En primer lugar, hay que llamar la atención sobre el elevado número de solicitudes de visado que se presentan para entrar en los Estados que pertenecen al espacio Schengen. Sólo en Senegal se han tramitado en los últimos años entre 60.000 y 100.000 anuales, y, si bien existen variaciones de unos años a otros, la tendencia general es al alza. Una de las varias razones que justifican estas cifras es que Dakar, con vuelos diarios hacia París, Lisboa, Bruselas, Madrid y Milán, es un lugar de tránsito hacia Europa y el mundo, aunque hay otras capitales en la misma región con similar volumen de peticiones. La mayor parte de éstas corresponden a visados de corta duración –también llamados visados de turismo–, que se extienden por un periodo máximo de noventa días. En realidad, el estudio más atento de la situación que han llevado a cabo los servicios consulares de todos los países miembros de la UE ha revelado que la mitad de estas solicitudes no son sino intentos soterrados de emigrar. La idea es entrar en el espacio Schengen y, una vez finalizada la vigencia del visado de turismo, quedarse allí con la intención de buscar trabajo, tarea en la que a menudo reciben ayuda de familiares o amigos, o de confiar en que el país de acogida optará por aplicar medidas extraordinarias de regularización. Es un hecho probado que estas medidas ejercen un enorme poder de atracción, y la información sobre este tipo de iniciativas corre fácilmente de boca en boca y aparece en la prensa. En este sentido, pudimos comprobar que la decisión anunciada por el Gobierno de España en 2005 de regularizar la situación de cientos de miles de inmigrantes sin papeles provocó un aumento de las solicitudes y una oleada de cayucos que partían del África occidental rumbo a las islas Canarias.

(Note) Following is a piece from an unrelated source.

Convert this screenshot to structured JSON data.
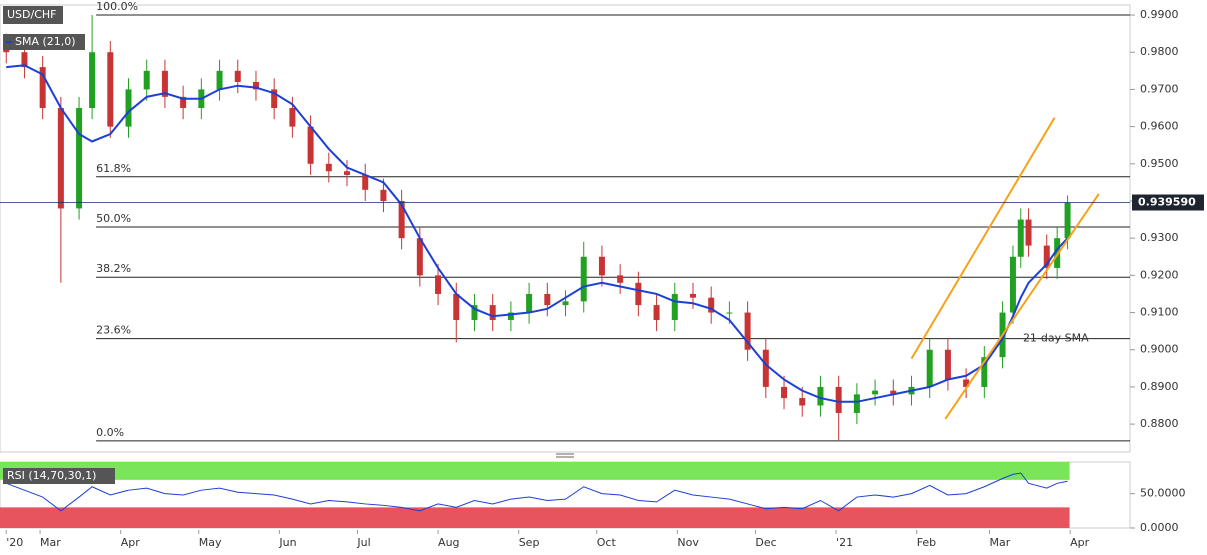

Cualquiera que haya vivido recientemente en Senegal o que haya navegado por las páginas web de los periódicos locales sabrá que existe la creencia generalizada de que basta con entrar en Europa para conseguir que regularicen tu situación antes o después, ya sea de un modo u otro. Esta imagen de una Europa en la que todo el mundo vive bien tiene mucho que ver con el flujo de inmigrantes en situación irregular. De este modo, el número de solicitudes de visados depositadas en la Embajada portuguesa en Dakar se redujeron en un 12,2% en 2003, en comparación con el año anterior, y en un 18,9% en 2004. A partir de 2005, la cifra volvió a aumentar y en 2006 llegó a batir todos los récords cuando alcanzó niveles que correspondían a un 25% más de las presentadas en 2002. Aunque los procesos extraordinarios de regularización no han sido el único factor responsable, sin duda han sido uno influyente.
Estos datos, además de los referidos a la llegada de cayucos a las Canarias, Mauritania y Marruecos, muestran que intentar obtener un visado Schengen continúa siendo el camino preferido para quienes quieren emigrar. Esta enorme presión obliga a las misiones diplomáticas a organizarse y cooperar entre ellas, de modo que los servicios consulares de los Estados Schengen se reúnen con frecuencia para compartir experiencias y tratar de armonizar sus procedimientos a fin de evitar que una Embajada, conocida por mostrar más laxitud que otras, acabe viéndose desbordada por las solicitudes.
Ahora bien, ¿cómo sabemos que muchas de las solicitudes de visados de turismo esconden en realidad la intención de emigrar? En primer lugar, un enorme porcentaje de los documentos y declaraciones que se presentan en las secciones consulares son falsos. No obstante la obviedad de algunas falsificaciones, existen negocios especializados que ofrecen imitaciones de muy buena calidad. En segundo lugar, la falta de correspondencia entre las declaraciones escritas de los solicitantes y su comportamiento durante la ntrevista suele ser vergonzosa o, cuando menos, triste. En seguida nos damos cuenta de que lo que pretende la persona sentada en frente de nosotros es emigrar.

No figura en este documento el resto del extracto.